Playing House in the American West
Western Women's Life Narratives, 1839–1987
University of Alabama Press
Examines an eclectic group of western women’s autobiographical texts—canonical and otherwise—Playing House in the American West argues for a distinct regional literary tradition characterized by strategic representations of unconventional domestic life
The controlling metaphor Cathryn Halverson uses in her engrossing study is “playing house.” From Caroline Kirkland and Laura Ingalls Wilder to Willa Cather and Marilynne Robinson, from the mid-nineteenth to the late-twentieth centuries, western authors have persistently embraced wayward or eccentric housekeeping to prove a woman’s difference from western neighbors and eastern readers alike.
The readings in Playing House investigate the surprising textual ends to which westerners turn the familiar terrain of the home: evaluating community; arguing for different conceptions of race and class; and perhaps most especially, resisting traditional gender roles.
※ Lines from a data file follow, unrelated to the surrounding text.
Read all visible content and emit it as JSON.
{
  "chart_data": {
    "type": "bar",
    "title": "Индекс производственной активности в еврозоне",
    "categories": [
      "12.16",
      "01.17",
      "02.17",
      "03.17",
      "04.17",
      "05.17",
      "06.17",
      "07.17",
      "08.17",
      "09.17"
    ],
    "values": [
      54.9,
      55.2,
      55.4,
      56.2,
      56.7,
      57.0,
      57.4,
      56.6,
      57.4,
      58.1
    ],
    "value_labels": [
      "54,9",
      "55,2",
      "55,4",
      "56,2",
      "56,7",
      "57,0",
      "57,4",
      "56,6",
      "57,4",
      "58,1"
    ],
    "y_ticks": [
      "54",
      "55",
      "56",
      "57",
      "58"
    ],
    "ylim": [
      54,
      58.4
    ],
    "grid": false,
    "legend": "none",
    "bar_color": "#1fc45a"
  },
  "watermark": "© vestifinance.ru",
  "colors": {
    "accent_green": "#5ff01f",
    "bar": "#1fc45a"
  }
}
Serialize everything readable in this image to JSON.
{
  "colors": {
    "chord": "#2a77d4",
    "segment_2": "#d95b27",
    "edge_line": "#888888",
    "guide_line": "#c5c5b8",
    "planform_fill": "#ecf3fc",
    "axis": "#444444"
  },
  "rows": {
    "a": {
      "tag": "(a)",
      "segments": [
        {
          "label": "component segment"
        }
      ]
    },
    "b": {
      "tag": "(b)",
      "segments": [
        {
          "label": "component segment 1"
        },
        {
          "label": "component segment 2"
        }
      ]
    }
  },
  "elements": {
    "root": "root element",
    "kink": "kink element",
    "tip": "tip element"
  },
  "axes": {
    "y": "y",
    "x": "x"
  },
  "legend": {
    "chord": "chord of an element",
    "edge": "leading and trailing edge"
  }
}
Western women writers, Halverson argues, render the home as a stage for autonomy, resistance, and imagination rather than as a site of sacrifice and obligation.
The western women examined in Playing House in the American West are promoted and read as representatives of a region, as insiders offering views of distant and intriguing ways of life, even as they conceive of themselves as outsiders. By playing with domestic conventions, they recast the region they describe, portraying the West as a place that fosters female agency, individuality, and subjectivity.
Playing House in the American West is an impressive book. Its chronological scope is large, as is its range of writers and genres. It articulately and imaginatively shows the wide variety of ways women writers and women’s writings have been able to move past what might have been the stifl ing drudgery of housework into affirming, creative, agency- producing acts of playing house.’
—Western American Literature
‘Cathryn Halverson’s major contribution to American literary studies in Playing House in the American West is to map an alternative trajectory in women’s writing about the West, and this alternative is all the more appealing because it largely ignores, and acknowledges its displacement of, the confining and oversimplifying narratives that reduce much of western American literature to the political unconscious of American imperialism…. The strength of Halverson’s book is in its acknowledgment of these moments when self- fashioning and ‘playing house’ are undone by imperial power and social hierarchies, all the while focusing on how, despite these ‘grim realities,’ women’s writing about the West so frequently strives to offer ‘more palatable versions of their lives’ (175).’
—Legacy
Through a series of incisive literary readings, Cathryn Halverson reconfigures the U.S. West as a space of liberating domesticity--the more unorthodox, the better. Exploring women life writers who range across race, class, sexuality, period, and genre, she excavates compelling conversations and legacies, unsettles assumptions about home-making, and mines unsuspected layers of textual play. The revealed relationship between women and the West just became that much richer.’
—Christine Bold, author of The Frontier Club: Popular Westerns and Cultural Power, 1880-1924
Cathryn Halverson’s splendid Playing House in the American West is a rigorous, original, and finally joyous book that shakes loose a century or more of assumptions about western women’s writing and regional domestic space. In opposition to the received notion of the West as a land of vast open spaces and the big outdoors, Halverson reveals women authors who posit the home as the expression of, and perhaps source of, both personal autonomy and regional identity. Thus Halverson herself engages in a compelling form of serious play, arguing that these authors—including Caroline Kirkland, Willa Cather, M.F.K. Fisher, and Marilynne Robinson—actively reimagine not only gender roles and western domesticity but the American West itself. Halverson is intentionally thinking inside the box, and she has written an ambitious book that will prove to be an important and enduring contribution to the study of western American literature and culture.’
—Nathaniel Lewis, author of Unsettling the Literary West: Authenticity and Authorship
Cathryn Halverson is the author of Maverick Autobiographies: Women Writers and the American West, 1900-1936. She has published articles in Western American Literature, College Literature, a/b: Auto/Biography Studies, and Arizona Quarterly, among others. She is an associate professor of American literature at the University of Copenhagen, Denmark.